Inflation was 8.3% higher in April than a year earlier, remaining close

The Bureau of Labor Statistics said on Wednesday that inflation had risen again in April, pushing consumers to the brink and threatening economic expansion.

The Consumer Price Index, a broad-based measure of the price of goods and services, rose 8.3% year-over-year, exceeding Dow Jones estimates for an 8.1% gain. This represents a slight easing from the peak of March, but it is still close to the highest level since the summer of 1982.

Removing volatile food and energy prices, the so-called core CPI still rose 6.2%, contrary to expectations of a 6% gain, clouding expectations that inflation peaked in March.

Rising prices mean workers are losing ground. Actual wages adjusted for inflation, average earnings per hour fell 0.1% month on month despite a nominal increase of 0.3%. Last year, real income fell 2.6%, though average hourly earnings rose 5.5%.

Inflation has been the single biggest threat to the recovery since the onset of the epidemic, and 2021 saw the economy grow at its biggest single-year growth level since 1984. Rising prices at pumps and grocery stores are a problem, but inflation has spread beyond these two areas to housing, auto sales and other areas.

Federal Reserve officials have responded to the problem with two interest rate hikes so far this year and have promised to do more until inflation reaches the central bank’s 2% target. However, Wednesday’s data shows that the Fed has a big job ahead of it.

The month-over-month profit was also higher than expected – 0.3% for the headline CPI vs. 0.2% estimate and 0.6% increase for the core, contrary to the 0.4% profit outlook.

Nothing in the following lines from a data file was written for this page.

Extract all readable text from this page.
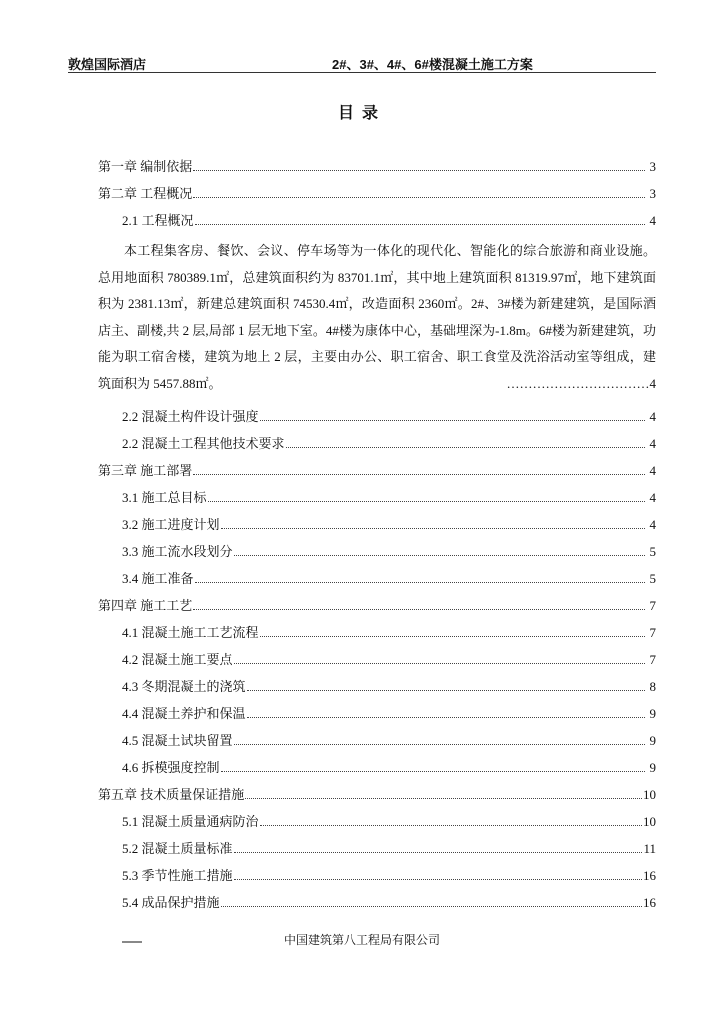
敦煌国际酒店	2#、3#、4#、6#楼混凝土施工方案
目录
第一章 编制依据	3
第二章 工程概况	3
2.1 工程概况	4

本工程集客房、餐饮、会议、停车场等为一体化的现代化、智能化的综合旅游和商业设施。总用地面积 780389.1㎡，总建筑面积约为 83701.1㎡，其中地上建筑面积 81319.97㎡，地下建筑面积为 2381.13㎡，新建总建筑面积 74530.4㎡，改造面积 2360㎡。2#、3#楼为新建建筑，是国际酒店主、副楼,共 2 层,局部 1 层无地下室。4#楼为康体中心，基础埋深为-1.8m。6#楼为新建建筑，功能为职工宿舍楼，建筑为地上 2 层，主要由办公、职工宿舍、职工食堂及洗浴活动室等组成，建筑面积为 5457.88㎡。	……………………………4

2.2 混凝土构件设计强度	4
2.2 混凝土工程其他技术要求	4
第三章 施工部署	4
3.1 施工总目标	4
3.2 施工进度计划	4
3.3 施工流水段划分	5
3.4 施工准备	5
第四章 施工工艺	7
4.1 混凝土施工工艺流程	7
4.2 混凝土施工要点	7
4.3 冬期混凝土的浇筑	8
4.4 混凝土养护和保温	9
4.5 混凝土试块留置	9
4.6 拆模强度控制	9
第五章 技术质量保证措施	10
5.1 混凝土质量通病防治	10
5.2 混凝土质量标准	11
5.3 季节性施工措施	16
5.4 成品保护措施	16
中国建筑第八工程局有限公司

These readings came even though fuel prices fell 2.7% month-on-month, including a 6.1% drop for petrol. The BLS food index rose 0.9% in April, against a decline in energy. On a 12-month basis, energy costs still rose 30.3% while food prices rose 9.4%, according to unchanged data.

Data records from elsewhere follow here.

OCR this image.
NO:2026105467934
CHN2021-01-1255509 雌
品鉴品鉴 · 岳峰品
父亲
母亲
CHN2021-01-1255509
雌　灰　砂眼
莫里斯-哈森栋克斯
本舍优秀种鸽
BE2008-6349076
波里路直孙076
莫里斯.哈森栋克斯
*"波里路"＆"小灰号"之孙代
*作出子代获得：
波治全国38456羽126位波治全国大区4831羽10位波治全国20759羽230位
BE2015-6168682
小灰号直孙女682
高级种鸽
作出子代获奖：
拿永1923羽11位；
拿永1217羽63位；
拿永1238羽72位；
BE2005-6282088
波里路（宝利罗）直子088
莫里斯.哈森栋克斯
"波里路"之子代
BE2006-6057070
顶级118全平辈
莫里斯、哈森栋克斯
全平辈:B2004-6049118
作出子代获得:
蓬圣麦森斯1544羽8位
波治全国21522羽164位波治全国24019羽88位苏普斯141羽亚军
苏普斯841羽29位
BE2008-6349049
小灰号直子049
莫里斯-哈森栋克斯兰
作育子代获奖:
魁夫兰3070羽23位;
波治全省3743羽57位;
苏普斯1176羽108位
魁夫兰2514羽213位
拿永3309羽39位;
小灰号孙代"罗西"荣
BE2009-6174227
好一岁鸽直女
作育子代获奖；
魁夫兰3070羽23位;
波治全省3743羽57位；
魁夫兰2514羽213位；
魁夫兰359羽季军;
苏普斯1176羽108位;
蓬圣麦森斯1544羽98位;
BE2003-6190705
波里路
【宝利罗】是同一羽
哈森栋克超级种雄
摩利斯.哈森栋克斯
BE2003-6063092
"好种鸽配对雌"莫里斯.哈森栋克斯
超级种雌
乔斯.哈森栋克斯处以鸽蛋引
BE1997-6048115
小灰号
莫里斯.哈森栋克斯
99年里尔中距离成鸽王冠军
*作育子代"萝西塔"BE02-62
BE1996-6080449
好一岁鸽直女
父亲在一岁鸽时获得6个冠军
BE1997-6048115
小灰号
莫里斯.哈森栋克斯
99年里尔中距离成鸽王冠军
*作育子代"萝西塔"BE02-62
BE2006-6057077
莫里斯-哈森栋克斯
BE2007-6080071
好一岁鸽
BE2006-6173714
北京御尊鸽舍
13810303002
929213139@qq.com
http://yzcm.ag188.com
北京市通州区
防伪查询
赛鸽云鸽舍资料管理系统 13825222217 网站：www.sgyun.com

Adding to the concern is the steady rise in housing costs.

The shelter index, which makes up about one-third of the CPI weight, rose another 0.5%, consistent with the previous two months’ growth, and rose 5.1% year-on-year, its fastest gain since April 1991.

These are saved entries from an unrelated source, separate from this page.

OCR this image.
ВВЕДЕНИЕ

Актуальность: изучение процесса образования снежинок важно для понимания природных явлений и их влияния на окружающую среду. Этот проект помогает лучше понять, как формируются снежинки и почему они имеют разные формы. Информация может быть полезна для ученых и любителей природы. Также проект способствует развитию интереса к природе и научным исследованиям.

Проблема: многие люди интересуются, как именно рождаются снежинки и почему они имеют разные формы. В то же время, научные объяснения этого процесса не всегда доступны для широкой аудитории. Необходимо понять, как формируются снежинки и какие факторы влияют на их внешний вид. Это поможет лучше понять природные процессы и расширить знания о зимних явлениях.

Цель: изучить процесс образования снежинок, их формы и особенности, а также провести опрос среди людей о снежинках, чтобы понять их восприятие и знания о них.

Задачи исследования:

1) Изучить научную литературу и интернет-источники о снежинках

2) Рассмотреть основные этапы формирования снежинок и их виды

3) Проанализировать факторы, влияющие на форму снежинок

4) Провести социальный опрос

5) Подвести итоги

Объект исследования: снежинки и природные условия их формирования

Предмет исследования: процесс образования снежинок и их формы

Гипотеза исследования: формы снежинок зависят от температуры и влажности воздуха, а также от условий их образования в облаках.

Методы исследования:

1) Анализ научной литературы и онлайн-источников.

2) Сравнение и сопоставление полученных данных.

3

The stock market has reacted negatively to the Futures report, turning negative after being positive in the morning. The yield on government bonds has risen, pushing the benchmark yield close to 3.03% on the 10-year Treasury note.

Markets were looking for signs that the 8.5% CPI reading in March would turn into the peak of inflation in the epidemic era.

However, the April report found that “this is another upside inflation surprise and suggests that the recession is about to slow down rapidly,” said Seema Shah, chief strategist at Principal Global Investors.

Auto sales have also been a major contributor to inflation as supply chain problems, especially with semiconductors vital to car operating systems, have pushed up prices. Used car prices fell 0.4% month on month but new car prices rose 1.1%. Prices for the two categories rose 22.7% and 13.2%, respectively, last year.

Even in April, prices rose sharply across selected food areas. Amid bird flu scare, chicken prices rose 3.4% and eggs 10.3%, while bacon rose 2.9% and breakfast cereals rose 2.4% while ham prices fell 4.2%.

Airline fares have continued to climb as more people fly into the sky amid increased business travel and holidays. Prices rose 18.6% month-on-month and, according to unchanged data, rose 33.3% year-over-year.